# newbie here



## Guest (Mar 24, 2003)

Hi everyone, i'm new here. I've been a fan of Nissan for some time now. Well I just recently got a 91 240SX fastback. I was wondering which would be the best engine for my model? the SR20DET right? I've read around on the Silvia forum here and alot of people said its better than just turboing the KA, well I visited Afterdarktuning.com and checked out the prices and they seemed reasonable, I've also saw their conversions. I've noticed that they dont' have a S13/Fastback to S15 Strawberry conversion. I've seen a pic of a fastback/s13 with the Strawberry conversion and i fell in love. Does anyone know a place where they do that in CALI? 

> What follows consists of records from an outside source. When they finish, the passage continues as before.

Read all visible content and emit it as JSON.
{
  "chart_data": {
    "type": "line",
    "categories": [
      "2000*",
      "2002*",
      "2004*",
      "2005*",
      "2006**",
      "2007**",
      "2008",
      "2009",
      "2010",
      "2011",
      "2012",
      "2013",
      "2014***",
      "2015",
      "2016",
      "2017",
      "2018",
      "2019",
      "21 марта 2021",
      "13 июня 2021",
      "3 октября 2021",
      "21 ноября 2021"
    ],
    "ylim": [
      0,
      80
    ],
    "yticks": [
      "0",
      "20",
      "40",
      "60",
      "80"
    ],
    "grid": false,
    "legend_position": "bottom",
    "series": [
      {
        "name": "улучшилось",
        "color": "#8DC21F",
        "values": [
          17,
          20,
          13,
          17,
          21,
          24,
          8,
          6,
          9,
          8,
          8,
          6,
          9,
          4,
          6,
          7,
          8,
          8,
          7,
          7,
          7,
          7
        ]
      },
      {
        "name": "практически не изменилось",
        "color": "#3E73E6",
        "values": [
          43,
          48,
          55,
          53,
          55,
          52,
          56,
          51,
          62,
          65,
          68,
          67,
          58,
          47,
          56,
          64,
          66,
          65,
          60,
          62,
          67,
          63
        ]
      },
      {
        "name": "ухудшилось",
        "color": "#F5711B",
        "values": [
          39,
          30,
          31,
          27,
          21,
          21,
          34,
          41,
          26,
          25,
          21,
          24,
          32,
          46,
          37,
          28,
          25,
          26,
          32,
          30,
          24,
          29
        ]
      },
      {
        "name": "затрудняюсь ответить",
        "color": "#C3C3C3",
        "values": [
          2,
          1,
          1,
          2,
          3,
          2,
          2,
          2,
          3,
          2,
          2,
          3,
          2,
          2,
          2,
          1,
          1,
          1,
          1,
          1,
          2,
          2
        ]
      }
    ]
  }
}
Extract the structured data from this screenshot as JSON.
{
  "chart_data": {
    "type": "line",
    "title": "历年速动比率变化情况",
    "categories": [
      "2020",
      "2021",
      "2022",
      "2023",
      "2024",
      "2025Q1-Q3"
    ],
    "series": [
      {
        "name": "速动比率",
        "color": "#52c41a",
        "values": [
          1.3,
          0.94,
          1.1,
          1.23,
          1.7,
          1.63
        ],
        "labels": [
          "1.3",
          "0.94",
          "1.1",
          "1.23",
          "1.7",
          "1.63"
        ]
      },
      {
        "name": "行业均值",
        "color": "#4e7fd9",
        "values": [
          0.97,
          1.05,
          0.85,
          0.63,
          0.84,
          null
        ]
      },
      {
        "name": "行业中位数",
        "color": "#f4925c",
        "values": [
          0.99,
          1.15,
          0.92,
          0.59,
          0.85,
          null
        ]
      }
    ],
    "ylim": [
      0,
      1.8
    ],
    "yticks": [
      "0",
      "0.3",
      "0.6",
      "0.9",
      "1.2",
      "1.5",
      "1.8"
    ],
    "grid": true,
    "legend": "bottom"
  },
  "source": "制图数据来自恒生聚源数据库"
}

PS. I can post a pic of someone have a site for me to upload the pics to. 


Phong.

I foudn the pic here it is


----------



## '91 240sx (Feb 17, 2003)

the s13 sr20det would be the best bet for an engine, and i thought after dark did have the front end conversion?


----------



## Guest (Mar 24, 2003)

hehe i see my bad... i thought the fastback would count as the Sil-Eighty  since they look so much alike hehe. The pricing on afterdarktuning is confusing... like it says conversion $3000 installation 400....... what does that mean? to get my car to S15 it'll cost me $3400? or just 3000?


----------



## '91 240sx (Feb 17, 2003)

i think the installation price is either the price for them to install it for you, which you would have to ship your car to them, or its the average price to have it installed by a shop


----------



## drift240sxdragqueen (Oct 23, 2002)

i think 3000 for the parts so and hood and fenders and junk and then 400 for them installing it for u. so its like u gotta buy the parts and then if u want them to install for u 400. or u can just have htem ship it to u and then u install urself shipping will probably add up the same. (i'm guessing) so might as well have them install


----------